Anomaly detection (AD) in surface inspection is an essential yet challenging task in manufacturing due to the quantity imbalance problem of scarce abnormal data. To overcome the above, a reconstruction encoder-decoder (ED) such as autoencoder or U-Net which is trained with only anomaly-free samples is widely adopted, in the hope that unseen abnormals should yield a larger reconstruction error than normal. Over the past years, researches on self-supervised reconstruction-by-inpainting have been reported. They mask out suspected defective regions for inpainting in order to make them invisible to the reconstruction ED to deliberately cause inaccurate reconstruction for abnormals. However, their limitation is multiple random masking to cover the whole input image due to defective regions not being known in advance. We propose a novel reconstruction-by-inpainting method dubbed Excision and Recovery (EAR) that features single deterministic masking. For this, we exploit a pre-trained spatial attention model to predict potential suspected defective regions that should be masked out. We also employ a variant of U-Net as our ED to further limit the reconstruction ability of the U-Net model for abnormals, in which skip connections of different layers can be selectively disabled. In the training phase, all the skip connections are switched on to fully take the benefits from the U-Net architecture. In contrast, for inferencing, we only keep deeper skip connections with shallower connections off. We validate the effectiveness of EAR using an MNIST pre-trained attention for a commonly used surface AD dataset, KolektorSDD2. The experimental results show that EAR achieves both better AD performance and higher throughput than state-of-the-art methods. We expect that the proposed EAR model can be widely adopted as training and inference strategies for AD purposes.
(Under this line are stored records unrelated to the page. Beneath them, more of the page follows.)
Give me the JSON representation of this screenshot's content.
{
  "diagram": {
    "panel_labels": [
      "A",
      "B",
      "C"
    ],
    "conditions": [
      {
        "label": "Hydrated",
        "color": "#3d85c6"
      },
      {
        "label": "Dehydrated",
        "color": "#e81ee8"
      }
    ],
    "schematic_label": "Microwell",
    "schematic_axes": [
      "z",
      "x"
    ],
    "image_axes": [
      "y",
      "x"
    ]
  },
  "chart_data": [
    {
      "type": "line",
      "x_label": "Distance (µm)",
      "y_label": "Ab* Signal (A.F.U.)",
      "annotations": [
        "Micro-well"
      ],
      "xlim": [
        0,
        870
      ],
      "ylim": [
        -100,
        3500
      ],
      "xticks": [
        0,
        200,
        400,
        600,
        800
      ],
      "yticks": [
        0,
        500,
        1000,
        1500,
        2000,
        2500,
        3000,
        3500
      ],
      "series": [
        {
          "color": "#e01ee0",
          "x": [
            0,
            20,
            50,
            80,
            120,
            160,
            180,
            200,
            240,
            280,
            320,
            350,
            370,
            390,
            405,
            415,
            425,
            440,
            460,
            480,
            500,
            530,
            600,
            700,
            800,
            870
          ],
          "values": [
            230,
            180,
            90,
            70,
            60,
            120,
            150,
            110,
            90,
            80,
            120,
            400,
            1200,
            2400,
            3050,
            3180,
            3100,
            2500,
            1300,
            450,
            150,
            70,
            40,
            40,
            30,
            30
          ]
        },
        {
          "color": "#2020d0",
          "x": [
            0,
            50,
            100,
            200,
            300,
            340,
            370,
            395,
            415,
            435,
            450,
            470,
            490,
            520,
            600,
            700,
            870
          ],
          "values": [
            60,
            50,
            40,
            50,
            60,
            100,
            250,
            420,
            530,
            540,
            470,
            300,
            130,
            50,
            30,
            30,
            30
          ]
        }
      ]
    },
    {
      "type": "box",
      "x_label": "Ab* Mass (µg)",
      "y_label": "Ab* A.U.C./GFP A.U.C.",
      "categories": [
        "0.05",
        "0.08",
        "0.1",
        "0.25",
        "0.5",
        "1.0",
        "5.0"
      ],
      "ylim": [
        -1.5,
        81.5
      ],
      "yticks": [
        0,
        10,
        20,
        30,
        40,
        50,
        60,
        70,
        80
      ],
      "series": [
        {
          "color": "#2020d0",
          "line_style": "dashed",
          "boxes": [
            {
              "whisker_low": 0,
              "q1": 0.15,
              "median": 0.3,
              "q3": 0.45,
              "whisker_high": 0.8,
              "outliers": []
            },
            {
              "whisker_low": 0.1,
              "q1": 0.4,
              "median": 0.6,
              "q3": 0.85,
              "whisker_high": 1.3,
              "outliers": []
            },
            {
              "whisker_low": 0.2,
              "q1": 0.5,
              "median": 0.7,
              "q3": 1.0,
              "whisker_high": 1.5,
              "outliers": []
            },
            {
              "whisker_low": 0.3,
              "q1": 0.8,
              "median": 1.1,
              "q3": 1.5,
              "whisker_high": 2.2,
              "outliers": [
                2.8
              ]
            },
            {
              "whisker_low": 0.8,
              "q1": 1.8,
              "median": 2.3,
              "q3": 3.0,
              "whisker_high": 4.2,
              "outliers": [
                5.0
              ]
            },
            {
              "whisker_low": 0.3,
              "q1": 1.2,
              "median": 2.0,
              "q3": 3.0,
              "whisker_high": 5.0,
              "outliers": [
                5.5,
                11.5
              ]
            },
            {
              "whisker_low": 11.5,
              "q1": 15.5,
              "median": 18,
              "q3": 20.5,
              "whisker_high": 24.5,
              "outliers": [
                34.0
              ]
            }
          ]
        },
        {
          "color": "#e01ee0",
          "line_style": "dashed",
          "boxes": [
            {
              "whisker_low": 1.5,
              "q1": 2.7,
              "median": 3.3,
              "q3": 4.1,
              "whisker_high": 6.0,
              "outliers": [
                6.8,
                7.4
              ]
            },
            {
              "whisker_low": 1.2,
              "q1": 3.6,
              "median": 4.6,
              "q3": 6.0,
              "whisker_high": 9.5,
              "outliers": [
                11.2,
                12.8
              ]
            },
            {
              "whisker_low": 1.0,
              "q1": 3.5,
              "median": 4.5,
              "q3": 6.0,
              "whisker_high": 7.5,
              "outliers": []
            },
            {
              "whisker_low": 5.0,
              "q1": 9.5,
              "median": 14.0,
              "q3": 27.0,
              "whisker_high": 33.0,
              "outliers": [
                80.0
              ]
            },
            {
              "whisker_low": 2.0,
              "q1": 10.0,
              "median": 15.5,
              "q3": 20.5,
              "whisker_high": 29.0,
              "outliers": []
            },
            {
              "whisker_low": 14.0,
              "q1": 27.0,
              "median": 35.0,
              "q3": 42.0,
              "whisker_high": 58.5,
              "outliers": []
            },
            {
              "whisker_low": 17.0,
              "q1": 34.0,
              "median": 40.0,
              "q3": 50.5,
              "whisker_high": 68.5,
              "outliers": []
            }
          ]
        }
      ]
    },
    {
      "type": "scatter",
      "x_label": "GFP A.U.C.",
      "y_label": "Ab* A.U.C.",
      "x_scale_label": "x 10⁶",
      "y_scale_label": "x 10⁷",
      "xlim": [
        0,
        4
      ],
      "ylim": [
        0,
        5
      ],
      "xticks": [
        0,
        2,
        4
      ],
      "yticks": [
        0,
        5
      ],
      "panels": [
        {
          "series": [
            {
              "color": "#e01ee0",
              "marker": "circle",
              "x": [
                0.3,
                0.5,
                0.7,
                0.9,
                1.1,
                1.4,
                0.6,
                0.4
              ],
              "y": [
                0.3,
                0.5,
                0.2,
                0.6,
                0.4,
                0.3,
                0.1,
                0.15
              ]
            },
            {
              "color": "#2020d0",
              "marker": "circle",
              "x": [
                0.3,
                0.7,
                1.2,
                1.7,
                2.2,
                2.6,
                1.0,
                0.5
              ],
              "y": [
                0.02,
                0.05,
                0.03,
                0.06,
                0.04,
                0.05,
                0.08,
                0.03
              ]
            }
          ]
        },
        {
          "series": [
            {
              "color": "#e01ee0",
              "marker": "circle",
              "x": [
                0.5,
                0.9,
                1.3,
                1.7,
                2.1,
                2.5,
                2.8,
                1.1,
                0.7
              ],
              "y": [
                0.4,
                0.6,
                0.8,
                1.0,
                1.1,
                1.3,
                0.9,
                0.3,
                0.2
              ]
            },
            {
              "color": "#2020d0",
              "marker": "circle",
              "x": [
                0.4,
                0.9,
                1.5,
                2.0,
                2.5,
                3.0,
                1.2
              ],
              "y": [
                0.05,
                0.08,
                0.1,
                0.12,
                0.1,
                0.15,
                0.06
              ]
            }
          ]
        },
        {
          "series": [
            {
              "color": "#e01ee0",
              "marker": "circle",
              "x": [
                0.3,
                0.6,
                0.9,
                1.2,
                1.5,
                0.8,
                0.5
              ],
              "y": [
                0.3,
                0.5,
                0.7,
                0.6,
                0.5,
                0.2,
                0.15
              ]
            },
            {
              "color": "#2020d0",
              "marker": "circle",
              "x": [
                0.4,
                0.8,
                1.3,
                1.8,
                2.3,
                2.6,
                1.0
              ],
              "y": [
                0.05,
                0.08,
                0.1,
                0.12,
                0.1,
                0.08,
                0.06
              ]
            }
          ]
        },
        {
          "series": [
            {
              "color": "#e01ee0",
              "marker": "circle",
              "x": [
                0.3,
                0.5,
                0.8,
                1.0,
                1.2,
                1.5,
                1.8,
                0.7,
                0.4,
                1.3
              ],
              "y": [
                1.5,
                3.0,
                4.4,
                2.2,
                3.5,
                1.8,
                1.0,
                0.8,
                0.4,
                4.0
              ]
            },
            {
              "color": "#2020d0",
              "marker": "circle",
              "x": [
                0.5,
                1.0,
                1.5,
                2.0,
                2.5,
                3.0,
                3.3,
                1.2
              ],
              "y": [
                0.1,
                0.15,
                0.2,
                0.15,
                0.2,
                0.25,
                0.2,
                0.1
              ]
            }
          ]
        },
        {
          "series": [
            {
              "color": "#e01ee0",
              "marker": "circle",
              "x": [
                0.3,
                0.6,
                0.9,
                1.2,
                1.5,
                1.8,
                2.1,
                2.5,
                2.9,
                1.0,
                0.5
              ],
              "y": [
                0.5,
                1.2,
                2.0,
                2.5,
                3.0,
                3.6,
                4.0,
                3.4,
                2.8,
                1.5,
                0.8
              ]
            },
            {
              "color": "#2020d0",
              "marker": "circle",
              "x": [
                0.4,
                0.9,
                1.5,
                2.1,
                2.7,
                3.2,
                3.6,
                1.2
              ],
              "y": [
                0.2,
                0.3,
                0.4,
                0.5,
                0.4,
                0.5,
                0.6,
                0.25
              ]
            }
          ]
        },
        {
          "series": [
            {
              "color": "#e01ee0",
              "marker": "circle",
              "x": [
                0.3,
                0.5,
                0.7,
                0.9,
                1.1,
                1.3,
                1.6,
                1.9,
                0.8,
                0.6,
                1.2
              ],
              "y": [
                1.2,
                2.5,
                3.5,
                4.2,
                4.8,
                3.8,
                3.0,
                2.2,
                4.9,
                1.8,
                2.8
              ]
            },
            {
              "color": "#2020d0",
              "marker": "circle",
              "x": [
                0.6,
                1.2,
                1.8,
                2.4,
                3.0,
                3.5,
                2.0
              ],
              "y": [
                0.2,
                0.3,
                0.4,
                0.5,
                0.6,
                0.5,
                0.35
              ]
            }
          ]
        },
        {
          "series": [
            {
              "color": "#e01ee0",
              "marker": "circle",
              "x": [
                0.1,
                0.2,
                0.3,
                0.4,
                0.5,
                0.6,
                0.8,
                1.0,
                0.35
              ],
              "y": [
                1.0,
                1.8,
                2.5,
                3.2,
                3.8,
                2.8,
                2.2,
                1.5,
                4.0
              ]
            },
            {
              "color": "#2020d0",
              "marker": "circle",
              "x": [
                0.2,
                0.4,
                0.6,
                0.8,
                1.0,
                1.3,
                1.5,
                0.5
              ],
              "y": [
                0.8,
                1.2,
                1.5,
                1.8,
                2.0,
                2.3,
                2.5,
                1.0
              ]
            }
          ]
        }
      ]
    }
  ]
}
翻译：表面检测中的异常检测（AD）是制造业中一项关键但具有挑战性的任务，其难点在于异常数据稀缺引发的数量不均衡问题。为克服此问题，广泛采用仅用无异常样本训练的编码器-解码器（ED）重构模型（如自编码器或U-Net），期望未知异常区域能产生比正常区域更大的重构误差。近年来，基于自监督图像修复重构的研究已有报道：通过掩蔽疑似缺陷区域进行修复，使其对重构ED不可见，从而刻意导致异常区域重构不准确。然而，此类方法的局限在于需采用多重随机掩码覆盖整个输入图像——因为缺陷区域无法预先获知。我们提出名为"切除与恢复"（EAR）的新型图像修复重构方法，其核心是单确定性掩码。具体而言，我们利用预训练的空间注意力模型预测需掩蔽的潜在疑似缺陷区域，同时采用改进型U-Net作为ED，通过选择性禁用不同层级的跳跃连接，进一步限制U-Net对异常区域的重构能力。训练阶段所有跳跃连接均保持激活以充分利用U-Net架构优势，推理阶段则仅保留深层跳跃连接并关闭浅层连接。我们使用MNIST预训练注意力在常用表面异常检测数据集KolektorSDD2上验证EAR的有效性。实验结果表明，EAR在异常检测性能和计算吞吐量上均优于现有最优方法。我们预期所提出的EAR模型可作为通用的训练与推理策略，广泛服务于异常检测任务。